Information Processing and Novelty Detection

 

 

Information is the result of collecting, processing and organizing data in a way that adds to the knowledge of the receiver, i.e. the context in which data is taken.

 

Information as a concept bears a diversity of meanings and is not the same as data. The concept of information is closely related to notions of constraint, communication, control, form, instruction, knowledge, meaning, stimulus, pattern, perception, and representation.

 

Information has a well defined meaning in physics. One example is the phenomenon of quantum entanglement. Here particles can interact without reference to their separation or the speed of light. Information itself cannot travel faster than light even if the information is transmitted indirectly.

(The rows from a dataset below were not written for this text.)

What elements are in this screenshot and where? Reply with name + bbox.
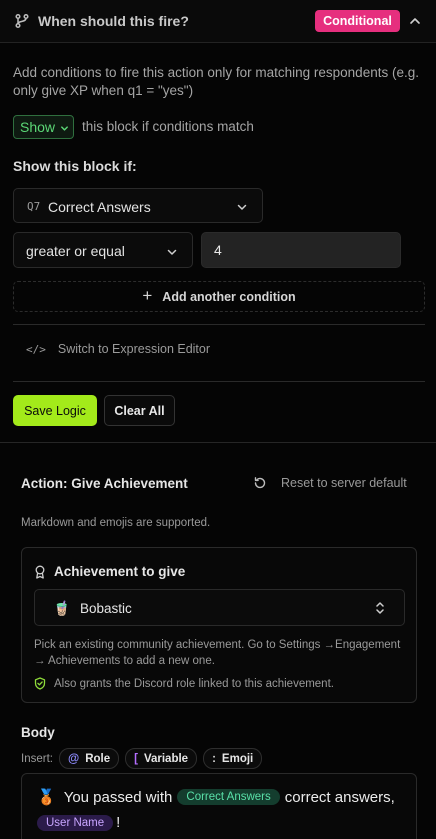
chevron-up-down-icon bbox=[376, 602, 384, 614]
branch-icon bbox=[15, 13, 29, 29]
insert-emoji-button[interactable]: : Emoji bbox=[203, 748, 263, 769]
chevron-up-icon[interactable] bbox=[408, 14, 422, 28]
markdown-note: Markdown and emojis are supported. bbox=[21, 517, 211, 529]
chevron-down-icon bbox=[61, 126, 68, 131]
chevron-down-icon bbox=[237, 204, 247, 210]
save-logic-button[interactable]: Save Logic bbox=[13, 395, 97, 426]
divider bbox=[13, 381, 425, 382]
achievement-select[interactable]: 🧋 Bobastic bbox=[34, 589, 405, 626]
insert-toolbar: Insert: @ Role [ Variable : Emoji bbox=[21, 748, 263, 769]
body-label: Body bbox=[21, 725, 55, 740]
add-condition-button[interactable]: + Add another condition bbox=[13, 281, 425, 312]
user-name-pill[interactable]: User Name bbox=[37, 814, 114, 831]
achievement-emoji: 🧋 bbox=[53, 600, 71, 616]
variable-pill[interactable]: Correct Answers bbox=[177, 789, 280, 805]
conditions-label: Show this block if: bbox=[13, 158, 137, 174]
condition-value-input[interactable] bbox=[201, 232, 401, 268]
at-icon: @ bbox=[67, 752, 80, 765]
achievement-value: Bobastic bbox=[80, 601, 132, 616]
visibility-select[interactable]: Show bbox=[13, 115, 74, 139]
editor-line-2: User Name ! bbox=[37, 814, 120, 831]
reset-label: Reset to server default bbox=[281, 476, 407, 490]
divider bbox=[13, 324, 425, 325]
chevron-down-icon bbox=[167, 249, 177, 255]
action-title: Action: Give Achievement bbox=[21, 476, 188, 491]
insert-variable-button[interactable]: [ Variable bbox=[125, 748, 198, 769]
bracket-icon: [ bbox=[134, 752, 138, 765]
conditions-description: Add conditions to fire this action only … bbox=[13, 65, 419, 98]
question-number: Q7 bbox=[27, 200, 41, 213]
editor-text: You passed with bbox=[63, 788, 173, 806]
insert-variable-label: Variable bbox=[143, 752, 189, 765]
achievement-heading-text: Achievement to give bbox=[54, 564, 186, 579]
medal-emoji: 🥉 bbox=[37, 789, 56, 806]
achievement-help: Pick an existing community achievement. … bbox=[34, 639, 401, 667]
section-separator bbox=[0, 442, 436, 443]
plus-icon: + bbox=[142, 285, 153, 305]
expression-editor-label: Switch to Expression Editor bbox=[57, 342, 211, 356]
visibility-value: Show bbox=[20, 119, 56, 135]
shield-check-icon bbox=[34, 677, 46, 690]
expression-editor-toggle[interactable]: </> Switch to Expression Editor bbox=[26, 342, 210, 356]
body-editor[interactable]: 🥉 You passed with Correct Answers correc… bbox=[21, 773, 417, 839]
section-title: When should this fire? bbox=[38, 13, 189, 29]
question-select[interactable]: Q7 Correct Answers bbox=[13, 188, 263, 223]
editor-text: correct answers, bbox=[284, 788, 395, 806]
reset-icon bbox=[254, 477, 266, 489]
insert-role-button[interactable]: @ Role bbox=[58, 748, 120, 769]
achievement-role-text: Also grants the Discord role linked to t… bbox=[54, 677, 334, 690]
editor-text: ! bbox=[116, 814, 121, 831]
operator-value: greater or equal bbox=[26, 243, 125, 259]
reset-default-button[interactable]: Reset to server default bbox=[253, 476, 407, 490]
code-icon: </> bbox=[26, 342, 46, 356]
visibility-suffix: this block if conditions match bbox=[82, 119, 254, 134]
conditional-badge: Conditional bbox=[315, 10, 400, 32]
question-value: Correct Answers bbox=[48, 199, 151, 215]
insert-role-label: Role bbox=[85, 752, 111, 765]
colon-icon: : bbox=[212, 752, 216, 765]
clear-all-button[interactable]: Clear All bbox=[104, 395, 175, 426]
achievement-card: Achievement to give 🧋 Bobastic Pick an e… bbox=[21, 547, 417, 703]
insert-emoji-label: Emoji bbox=[221, 752, 254, 765]
achievement-heading: Achievement to give bbox=[34, 564, 185, 579]
operator-select[interactable]: greater or equal bbox=[13, 232, 193, 268]
award-icon bbox=[35, 565, 45, 579]
achievement-role-note: Also grants the Discord role linked to t… bbox=[34, 677, 334, 690]
insert-label: Insert: bbox=[21, 752, 53, 765]
editor-line-1: 🥉 You passed with Correct Answers correc… bbox=[37, 788, 395, 807]
section-header[interactable]: When should this fire? Conditional bbox=[0, 0, 436, 43]
add-condition-label: Add another condition bbox=[162, 289, 296, 304]
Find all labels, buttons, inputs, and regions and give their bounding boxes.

This could lead to the fact that all attempts at physically observing a particle with an "entangled" relationship to another are slowed down, even though the particles are not connected in any other way other than by the information they carry.

 

Although data in everyday language is used as a synonym for information, this is not the case in the exact sciences. Here we have a clear distinction between data and information. Data is a measurement that can be disorganized and when the data becomes organized it becomes information. Data may relate to reality, but also to fiction. In the former case it consists of propositions, e.g classes of measurements or observations of a variable. Such propositions may comprise numbers images, etc.

 

Novelty detection is the identification of new or unknown data. It is closely related to change detection. However, vhange detection is mainly a general way of determining when a discrete change occurs in a given sequence of data points. It is often used in data mining, statistics, and dynamic programming.

 

Finding a needle in a haystack? There are many ways and means. One may be the central limit theorems (any of a set of weak-convergence results in probability theory). They all express the fact that any sum of many independent and identically-distributed random variables will tend to be distributed according to a particular "attractor distribution". The most famous CLT. It states that if the sum of the variables has a finite variance, then it will be approximately normally distributed. This is demonstrated in this draft paper by Elena Wildner.

 

Other data mining methods include the applications of neural networks, fuzzy logics, etc. This is often done in combination with feature extraction algorithms like the Principal Component Analysis, various clustering methods, wavelet transforms, the Hilbert-Huang transform, etc.